MEFA (which stands for the Massachusetts Educational Financing Authority) helps Massachusetts families plan and save for education expenses, but also offers student loan refinancing to borrowers across the country. Unlike some refinancing lenders who focus on the benefit of saving money over the life of the loan, MEFA emphasizes that their borrowers see lower monthly payments when they refinance. The average MEFA borrower pays $191 less per month than before they refinanced.
According to MEFA’s CFO, this opens up financial opportunities for borrowers who would be otherwise unable to, for example, purchase a new car or take out a mortgage.
Also, MEFA’s eligibility requirements for student loan refinancing do not include having completed a degree, so borrowers who have put school on hold and are repaying their loans may be able to refinance into lower rates with MEFA — or at the very least, into a longer loan term and therefore lower monthly payments.

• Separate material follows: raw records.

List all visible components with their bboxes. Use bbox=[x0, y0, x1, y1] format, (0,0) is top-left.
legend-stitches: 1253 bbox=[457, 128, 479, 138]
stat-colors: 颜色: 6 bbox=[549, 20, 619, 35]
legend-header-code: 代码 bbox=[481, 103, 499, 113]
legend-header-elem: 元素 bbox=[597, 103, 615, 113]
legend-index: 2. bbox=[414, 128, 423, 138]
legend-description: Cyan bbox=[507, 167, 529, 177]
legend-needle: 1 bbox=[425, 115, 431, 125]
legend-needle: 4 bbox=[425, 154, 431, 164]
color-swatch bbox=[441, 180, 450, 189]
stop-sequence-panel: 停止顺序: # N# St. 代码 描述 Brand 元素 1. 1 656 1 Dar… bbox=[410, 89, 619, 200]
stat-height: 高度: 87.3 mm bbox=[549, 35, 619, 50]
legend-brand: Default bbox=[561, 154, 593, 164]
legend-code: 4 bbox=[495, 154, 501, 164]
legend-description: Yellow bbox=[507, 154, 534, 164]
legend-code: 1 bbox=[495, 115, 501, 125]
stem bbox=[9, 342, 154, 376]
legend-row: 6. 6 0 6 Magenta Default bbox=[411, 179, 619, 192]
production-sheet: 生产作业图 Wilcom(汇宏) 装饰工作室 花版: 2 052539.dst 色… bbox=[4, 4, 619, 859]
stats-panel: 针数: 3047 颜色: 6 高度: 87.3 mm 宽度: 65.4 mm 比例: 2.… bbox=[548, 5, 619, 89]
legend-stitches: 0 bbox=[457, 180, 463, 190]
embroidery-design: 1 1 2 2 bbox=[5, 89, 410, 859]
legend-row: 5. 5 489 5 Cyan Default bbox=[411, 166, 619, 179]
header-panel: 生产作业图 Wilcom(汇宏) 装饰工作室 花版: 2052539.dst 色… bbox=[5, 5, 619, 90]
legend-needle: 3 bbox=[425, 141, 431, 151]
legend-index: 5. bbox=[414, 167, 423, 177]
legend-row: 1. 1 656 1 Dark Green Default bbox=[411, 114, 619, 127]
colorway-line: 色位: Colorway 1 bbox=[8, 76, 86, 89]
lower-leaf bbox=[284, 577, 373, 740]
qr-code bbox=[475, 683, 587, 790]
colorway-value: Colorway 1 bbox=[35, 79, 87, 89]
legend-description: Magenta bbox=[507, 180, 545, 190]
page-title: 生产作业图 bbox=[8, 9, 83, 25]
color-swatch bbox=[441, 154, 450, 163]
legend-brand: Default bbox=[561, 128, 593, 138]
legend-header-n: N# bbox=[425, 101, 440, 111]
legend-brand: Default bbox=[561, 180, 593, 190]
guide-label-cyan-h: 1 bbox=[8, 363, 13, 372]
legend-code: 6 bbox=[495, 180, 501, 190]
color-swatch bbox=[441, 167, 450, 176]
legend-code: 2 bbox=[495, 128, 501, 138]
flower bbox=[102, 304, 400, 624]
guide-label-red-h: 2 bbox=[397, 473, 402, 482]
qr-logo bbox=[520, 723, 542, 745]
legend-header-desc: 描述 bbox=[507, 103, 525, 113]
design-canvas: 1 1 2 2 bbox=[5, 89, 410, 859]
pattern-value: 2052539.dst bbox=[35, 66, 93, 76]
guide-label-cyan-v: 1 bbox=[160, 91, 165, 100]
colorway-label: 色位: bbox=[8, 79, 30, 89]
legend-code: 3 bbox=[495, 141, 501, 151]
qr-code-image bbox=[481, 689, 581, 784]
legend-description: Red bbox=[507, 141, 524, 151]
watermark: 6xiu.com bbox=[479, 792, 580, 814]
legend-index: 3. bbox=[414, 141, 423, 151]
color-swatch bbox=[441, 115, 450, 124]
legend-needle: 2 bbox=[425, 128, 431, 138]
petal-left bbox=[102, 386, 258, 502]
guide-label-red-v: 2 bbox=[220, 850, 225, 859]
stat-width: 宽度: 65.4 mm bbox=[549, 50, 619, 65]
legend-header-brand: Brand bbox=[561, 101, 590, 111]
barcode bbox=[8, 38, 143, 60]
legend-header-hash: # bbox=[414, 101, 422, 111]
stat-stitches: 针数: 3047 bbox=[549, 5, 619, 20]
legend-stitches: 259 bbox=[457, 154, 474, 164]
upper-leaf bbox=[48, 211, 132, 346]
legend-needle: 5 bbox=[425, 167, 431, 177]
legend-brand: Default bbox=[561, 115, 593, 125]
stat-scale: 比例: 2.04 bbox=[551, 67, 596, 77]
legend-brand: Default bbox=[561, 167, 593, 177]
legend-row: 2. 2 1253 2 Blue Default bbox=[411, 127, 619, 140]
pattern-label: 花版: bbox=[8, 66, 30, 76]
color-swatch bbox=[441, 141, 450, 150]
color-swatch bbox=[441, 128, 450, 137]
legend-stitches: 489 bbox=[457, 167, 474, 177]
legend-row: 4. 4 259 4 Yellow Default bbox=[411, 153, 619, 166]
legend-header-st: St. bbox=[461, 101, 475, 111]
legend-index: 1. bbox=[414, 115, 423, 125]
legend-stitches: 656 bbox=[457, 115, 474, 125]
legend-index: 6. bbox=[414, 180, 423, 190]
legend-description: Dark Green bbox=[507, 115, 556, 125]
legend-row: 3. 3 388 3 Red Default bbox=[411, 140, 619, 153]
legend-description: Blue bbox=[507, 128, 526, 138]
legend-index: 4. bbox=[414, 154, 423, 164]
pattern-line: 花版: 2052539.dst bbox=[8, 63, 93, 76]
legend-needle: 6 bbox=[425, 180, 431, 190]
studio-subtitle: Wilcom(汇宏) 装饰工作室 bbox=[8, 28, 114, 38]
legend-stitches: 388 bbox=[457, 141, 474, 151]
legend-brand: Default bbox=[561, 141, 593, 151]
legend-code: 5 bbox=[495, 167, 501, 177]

Like most lenders, MEFA allows borrowers to apply with a cosigner, which can help the applicant qualify for a loan or even secure a lower interest rate. Unlike many lenders, however, MEFA does not offer cosigner release, which is typically an option after a number of on-time payments have been made. This means that MEFA cosigners will be legally tied to the loan until it is fully repaid.
Borrowers who refinance with MEFA will also be unable to choose between different loan terms, since MEFA offers just one 15-year option. However, borrowers can choose between a fixed and variable rate, and may repay their loan faster without any penalties. That said, as longer terms tend to go hand-in-hand with higher rates, those planning to repay their student loans faster may lose money to interest payments by selecting a 15-year term.
MEFA does not offer deferment or forbearance, which may cause problems for borrowers who find themselves in a tough financial spot. While other lenders may offer these options to those who qualify, MEFA borrowers who cannot make their monthly loan payments risk going into loan default — a mark that shows up on credit reports.
Unlike most lenders, MEFA has no maximum loan balance. Many will cap the amount they lend at $250,000 or $300,000, but MEFA will refinance the total loan balance for eligible borrowers. While there is no cap on the amount you can borrow, MEFA requires that there be a minimum of $10,000 outstanding on your current student loans.